旦那君とは高校生の頃からのお付き合いで、結婚するまで7年間経っていました。結婚してから2年目での出来事なので、恋人と夫婦の違いは、こういう時はやはり大きなと感じました。

恋人だったら、同意書にサインなんて求められないし、万が一の時に、自分が決定権を持つこともできない。これは夫婦だからこそのことで、よく結婚式で言われる『病めるときも健やかなるときも』の意味を噛みしめました。

当たり前といえば当たり前なのですが、結婚とはそういうものであり、紙切れ一枚と言われるけれども、その重さと大切さがあるのだなと思います。



ICDを植え込むまでは、もしかしたらまた心室細動が起こるんじゃないかと、ふと不安になる日もありました。

でも、植え込むという事は、一生と付き合うことになる。

たぶん旦那君よりも自分の方が、ゆらゆら揺れてたなぁと思います。

植込みが終わって退院したあと、心室細動が起こったとしても、もう大丈夫なんだと思うと、随分と不安感がなくなりました。全部が全部消えるわけではないのですが、眠っている間に死んでしまうことはないのだと思うと、気持ちが随分と楽になりました。

それでも、しばらくの間は、旦那君が静かに眠っていると、大丈夫かな、息してるかなと、確かめていました。これはブルガダ症候群の旦那を持つ妻のあるある話のようです(苦笑)


ICDの電池寿命は5年位だと説明を受けました。退院後も2ヶ月に1回ほど、循環器内科とペースメーカー/ICD外来に定期検診に行っていました。

最初の数か月は娘も一緒に行っていましたが、冬の始まりの頃には実家に預けていました。人も多いですし、インフルエンザも心配でしたので……。



検診の時は、とにかく疑問に思ったことは何でも聞いていました。

日常生活で感じたことや、不安に思ったこと。
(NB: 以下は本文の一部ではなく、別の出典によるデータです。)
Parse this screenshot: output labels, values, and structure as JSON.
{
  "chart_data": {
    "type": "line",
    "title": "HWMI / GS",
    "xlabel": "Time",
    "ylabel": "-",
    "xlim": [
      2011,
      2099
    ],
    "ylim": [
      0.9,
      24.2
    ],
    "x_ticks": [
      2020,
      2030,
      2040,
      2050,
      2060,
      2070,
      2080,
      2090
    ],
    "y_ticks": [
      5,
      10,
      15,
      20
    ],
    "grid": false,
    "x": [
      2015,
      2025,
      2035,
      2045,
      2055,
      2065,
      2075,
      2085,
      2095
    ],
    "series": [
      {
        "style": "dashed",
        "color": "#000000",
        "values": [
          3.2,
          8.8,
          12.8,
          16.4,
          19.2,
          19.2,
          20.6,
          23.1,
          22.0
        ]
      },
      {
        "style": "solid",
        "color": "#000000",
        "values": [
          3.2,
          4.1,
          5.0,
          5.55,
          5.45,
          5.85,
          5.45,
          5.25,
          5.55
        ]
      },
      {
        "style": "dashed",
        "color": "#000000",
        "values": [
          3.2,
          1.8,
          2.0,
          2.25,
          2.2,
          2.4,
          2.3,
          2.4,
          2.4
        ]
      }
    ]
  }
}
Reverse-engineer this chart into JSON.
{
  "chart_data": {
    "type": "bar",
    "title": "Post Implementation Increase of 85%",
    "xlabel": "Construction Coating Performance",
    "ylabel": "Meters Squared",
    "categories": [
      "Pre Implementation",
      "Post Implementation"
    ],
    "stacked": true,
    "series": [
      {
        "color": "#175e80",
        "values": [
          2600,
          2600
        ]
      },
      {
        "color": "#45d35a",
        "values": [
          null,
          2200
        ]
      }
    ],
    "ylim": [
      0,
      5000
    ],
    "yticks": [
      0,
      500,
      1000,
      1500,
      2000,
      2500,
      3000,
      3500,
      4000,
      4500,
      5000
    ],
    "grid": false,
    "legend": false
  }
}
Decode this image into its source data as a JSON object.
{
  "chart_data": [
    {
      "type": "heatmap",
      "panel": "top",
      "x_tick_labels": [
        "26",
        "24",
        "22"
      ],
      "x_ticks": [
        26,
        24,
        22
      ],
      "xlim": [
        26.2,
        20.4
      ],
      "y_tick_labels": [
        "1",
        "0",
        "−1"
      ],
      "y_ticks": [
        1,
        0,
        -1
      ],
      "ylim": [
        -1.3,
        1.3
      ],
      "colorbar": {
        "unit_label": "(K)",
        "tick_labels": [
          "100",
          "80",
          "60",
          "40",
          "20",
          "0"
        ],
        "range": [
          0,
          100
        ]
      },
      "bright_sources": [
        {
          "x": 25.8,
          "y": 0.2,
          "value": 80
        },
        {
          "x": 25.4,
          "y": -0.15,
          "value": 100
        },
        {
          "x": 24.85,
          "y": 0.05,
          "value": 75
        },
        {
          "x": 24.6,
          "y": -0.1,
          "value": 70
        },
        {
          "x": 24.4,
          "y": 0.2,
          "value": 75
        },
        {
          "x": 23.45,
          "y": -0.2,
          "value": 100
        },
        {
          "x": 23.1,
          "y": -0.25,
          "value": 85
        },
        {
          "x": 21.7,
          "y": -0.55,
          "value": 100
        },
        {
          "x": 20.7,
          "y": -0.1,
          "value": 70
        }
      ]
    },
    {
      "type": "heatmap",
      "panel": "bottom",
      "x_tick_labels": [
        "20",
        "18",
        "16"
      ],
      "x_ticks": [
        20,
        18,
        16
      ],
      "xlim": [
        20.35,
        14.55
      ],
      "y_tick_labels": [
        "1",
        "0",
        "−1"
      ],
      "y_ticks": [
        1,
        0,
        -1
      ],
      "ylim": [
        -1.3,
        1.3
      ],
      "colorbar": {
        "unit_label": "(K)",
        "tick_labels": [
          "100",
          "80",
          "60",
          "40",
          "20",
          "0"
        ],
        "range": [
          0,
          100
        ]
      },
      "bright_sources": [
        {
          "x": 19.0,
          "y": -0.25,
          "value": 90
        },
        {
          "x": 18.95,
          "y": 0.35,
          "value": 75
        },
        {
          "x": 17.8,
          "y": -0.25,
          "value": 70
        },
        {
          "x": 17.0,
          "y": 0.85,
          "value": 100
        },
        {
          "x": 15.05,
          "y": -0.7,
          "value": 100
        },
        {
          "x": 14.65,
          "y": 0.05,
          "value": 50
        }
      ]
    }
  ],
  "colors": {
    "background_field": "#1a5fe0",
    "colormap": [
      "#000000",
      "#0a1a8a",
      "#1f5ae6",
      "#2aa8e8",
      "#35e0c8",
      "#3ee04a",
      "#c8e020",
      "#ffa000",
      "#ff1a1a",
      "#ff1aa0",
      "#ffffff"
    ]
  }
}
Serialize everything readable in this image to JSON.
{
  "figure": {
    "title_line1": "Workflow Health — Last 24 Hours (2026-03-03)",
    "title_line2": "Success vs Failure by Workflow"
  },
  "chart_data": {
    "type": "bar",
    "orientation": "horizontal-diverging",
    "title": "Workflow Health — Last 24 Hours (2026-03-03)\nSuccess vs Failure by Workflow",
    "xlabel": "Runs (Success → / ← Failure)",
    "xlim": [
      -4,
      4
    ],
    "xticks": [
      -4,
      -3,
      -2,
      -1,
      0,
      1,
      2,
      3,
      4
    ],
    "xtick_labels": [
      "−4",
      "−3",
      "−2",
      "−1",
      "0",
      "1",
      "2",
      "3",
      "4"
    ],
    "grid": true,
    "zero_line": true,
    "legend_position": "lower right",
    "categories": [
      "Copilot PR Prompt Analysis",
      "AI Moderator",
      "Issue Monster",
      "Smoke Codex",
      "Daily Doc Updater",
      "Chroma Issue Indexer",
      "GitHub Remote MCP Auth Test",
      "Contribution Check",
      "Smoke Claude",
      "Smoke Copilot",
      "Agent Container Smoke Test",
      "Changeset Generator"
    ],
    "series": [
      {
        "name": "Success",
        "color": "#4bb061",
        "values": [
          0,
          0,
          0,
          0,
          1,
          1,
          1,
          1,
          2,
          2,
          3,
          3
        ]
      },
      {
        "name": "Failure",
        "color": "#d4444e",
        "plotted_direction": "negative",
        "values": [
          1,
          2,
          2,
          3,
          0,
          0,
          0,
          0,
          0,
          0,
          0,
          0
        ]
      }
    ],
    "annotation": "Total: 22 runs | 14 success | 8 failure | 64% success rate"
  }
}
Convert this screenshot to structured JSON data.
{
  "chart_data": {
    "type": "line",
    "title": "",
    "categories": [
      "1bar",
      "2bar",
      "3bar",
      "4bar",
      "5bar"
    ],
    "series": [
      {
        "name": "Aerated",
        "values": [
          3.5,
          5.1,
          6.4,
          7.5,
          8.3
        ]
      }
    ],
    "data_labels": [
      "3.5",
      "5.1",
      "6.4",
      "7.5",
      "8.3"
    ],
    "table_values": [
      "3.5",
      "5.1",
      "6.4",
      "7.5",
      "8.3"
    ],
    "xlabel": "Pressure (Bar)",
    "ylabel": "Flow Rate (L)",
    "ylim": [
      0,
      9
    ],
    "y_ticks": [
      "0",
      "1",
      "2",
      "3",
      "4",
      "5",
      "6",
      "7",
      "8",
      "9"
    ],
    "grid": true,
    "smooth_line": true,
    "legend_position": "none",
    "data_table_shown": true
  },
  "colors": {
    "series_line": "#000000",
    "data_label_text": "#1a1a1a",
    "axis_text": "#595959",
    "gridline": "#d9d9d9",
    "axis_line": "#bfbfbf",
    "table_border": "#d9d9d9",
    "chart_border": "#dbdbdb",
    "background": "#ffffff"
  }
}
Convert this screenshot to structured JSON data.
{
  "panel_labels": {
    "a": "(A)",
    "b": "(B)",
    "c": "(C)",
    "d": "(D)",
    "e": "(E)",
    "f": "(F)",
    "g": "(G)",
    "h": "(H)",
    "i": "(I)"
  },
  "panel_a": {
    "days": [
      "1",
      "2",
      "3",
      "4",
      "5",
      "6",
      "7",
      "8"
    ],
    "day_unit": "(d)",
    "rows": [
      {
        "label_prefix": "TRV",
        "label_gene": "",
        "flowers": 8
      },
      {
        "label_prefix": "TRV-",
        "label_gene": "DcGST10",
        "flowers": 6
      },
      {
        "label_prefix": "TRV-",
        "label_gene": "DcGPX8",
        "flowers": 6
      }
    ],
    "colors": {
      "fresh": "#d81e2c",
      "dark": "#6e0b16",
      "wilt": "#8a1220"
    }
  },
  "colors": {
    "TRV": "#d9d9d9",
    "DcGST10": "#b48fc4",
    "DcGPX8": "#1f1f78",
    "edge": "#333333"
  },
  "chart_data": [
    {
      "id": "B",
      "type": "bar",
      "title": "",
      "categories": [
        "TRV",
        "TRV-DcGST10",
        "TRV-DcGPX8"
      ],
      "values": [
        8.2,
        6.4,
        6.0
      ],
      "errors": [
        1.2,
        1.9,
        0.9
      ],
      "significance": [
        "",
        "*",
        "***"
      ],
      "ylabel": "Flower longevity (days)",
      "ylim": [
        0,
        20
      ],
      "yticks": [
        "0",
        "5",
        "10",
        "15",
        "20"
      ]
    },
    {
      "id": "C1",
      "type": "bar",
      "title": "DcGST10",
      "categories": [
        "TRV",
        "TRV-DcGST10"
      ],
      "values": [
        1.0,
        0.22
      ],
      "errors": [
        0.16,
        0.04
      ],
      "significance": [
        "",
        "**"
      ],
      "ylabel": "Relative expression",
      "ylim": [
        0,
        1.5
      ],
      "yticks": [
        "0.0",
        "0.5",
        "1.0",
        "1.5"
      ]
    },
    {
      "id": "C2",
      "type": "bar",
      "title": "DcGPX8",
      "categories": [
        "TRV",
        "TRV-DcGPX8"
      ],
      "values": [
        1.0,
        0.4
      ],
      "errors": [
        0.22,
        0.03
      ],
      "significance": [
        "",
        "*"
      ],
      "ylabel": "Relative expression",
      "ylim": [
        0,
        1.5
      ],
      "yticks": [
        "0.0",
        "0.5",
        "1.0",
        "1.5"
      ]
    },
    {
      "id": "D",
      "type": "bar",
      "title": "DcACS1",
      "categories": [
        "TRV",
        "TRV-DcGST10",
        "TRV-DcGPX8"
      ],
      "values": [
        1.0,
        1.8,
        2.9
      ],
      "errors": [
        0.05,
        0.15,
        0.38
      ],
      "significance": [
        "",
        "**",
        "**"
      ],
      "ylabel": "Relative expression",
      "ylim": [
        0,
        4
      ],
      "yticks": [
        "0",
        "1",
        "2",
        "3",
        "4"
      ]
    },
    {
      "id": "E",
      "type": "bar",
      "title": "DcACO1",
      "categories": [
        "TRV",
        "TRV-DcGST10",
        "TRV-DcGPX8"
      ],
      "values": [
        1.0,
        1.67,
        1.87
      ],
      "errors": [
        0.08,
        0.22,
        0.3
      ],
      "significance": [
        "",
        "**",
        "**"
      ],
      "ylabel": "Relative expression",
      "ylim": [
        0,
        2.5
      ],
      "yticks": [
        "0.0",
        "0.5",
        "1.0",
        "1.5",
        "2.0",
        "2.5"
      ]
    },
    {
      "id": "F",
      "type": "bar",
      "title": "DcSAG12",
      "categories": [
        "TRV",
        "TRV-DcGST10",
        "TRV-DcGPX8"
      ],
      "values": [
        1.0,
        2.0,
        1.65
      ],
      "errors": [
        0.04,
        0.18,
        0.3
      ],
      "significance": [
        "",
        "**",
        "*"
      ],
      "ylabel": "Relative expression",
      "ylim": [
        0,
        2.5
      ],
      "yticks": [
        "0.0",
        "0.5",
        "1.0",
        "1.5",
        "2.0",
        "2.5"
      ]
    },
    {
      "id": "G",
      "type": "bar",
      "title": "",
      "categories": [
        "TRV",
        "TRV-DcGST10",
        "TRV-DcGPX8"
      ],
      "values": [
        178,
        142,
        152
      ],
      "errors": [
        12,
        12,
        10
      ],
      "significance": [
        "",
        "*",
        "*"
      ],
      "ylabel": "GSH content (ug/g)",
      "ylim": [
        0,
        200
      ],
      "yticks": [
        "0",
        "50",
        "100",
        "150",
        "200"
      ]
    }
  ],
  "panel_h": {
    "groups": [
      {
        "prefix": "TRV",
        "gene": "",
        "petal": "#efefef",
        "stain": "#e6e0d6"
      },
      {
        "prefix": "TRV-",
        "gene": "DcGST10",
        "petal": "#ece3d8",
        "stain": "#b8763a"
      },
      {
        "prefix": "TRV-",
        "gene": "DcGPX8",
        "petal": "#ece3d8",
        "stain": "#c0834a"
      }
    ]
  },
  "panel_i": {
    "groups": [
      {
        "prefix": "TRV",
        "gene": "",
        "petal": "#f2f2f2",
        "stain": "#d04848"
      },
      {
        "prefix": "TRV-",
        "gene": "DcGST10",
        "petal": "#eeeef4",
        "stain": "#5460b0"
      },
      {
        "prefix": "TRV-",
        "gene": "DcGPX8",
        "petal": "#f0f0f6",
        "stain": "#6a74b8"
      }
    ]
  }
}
気が付いたことはメモに取ったりして、検診の前に確認していました。


ちなみに、聞きたいけど聞きずらかったことの代表は、夜の夫婦生活についてでした。どれ位までは大丈夫ですか? と聞くべきかどうか迷っていたので、聞く前に先生が切り出してくれたので良かったです(笑)

夫婦生活は普通にのであれば、問題ないとのことでした。

心拍数が上がりすぎたり、ICDに物理的な負荷がかからないようにすれば大丈夫で、あんなプレイやこんなプレイはNGか……と、頭の中で考えてました。




他に、娘への遺伝のことも不安でしたので、それも早い段階で聞きました。

気になるようであれば遺伝子検査をする方法もあるとのことでしたが、基本的には定期的に心電図を撮り、異常がないか様子を見ていくかたちとのことでした。



一年目は、とにかくブルガダ症候群やICDとの付き合い方を探りながら、この生活に慣れていくことで、あっという間に過ぎたように感じます。

また娘の育児もあり、振り返れば慌ただしく過ぎた一年でした。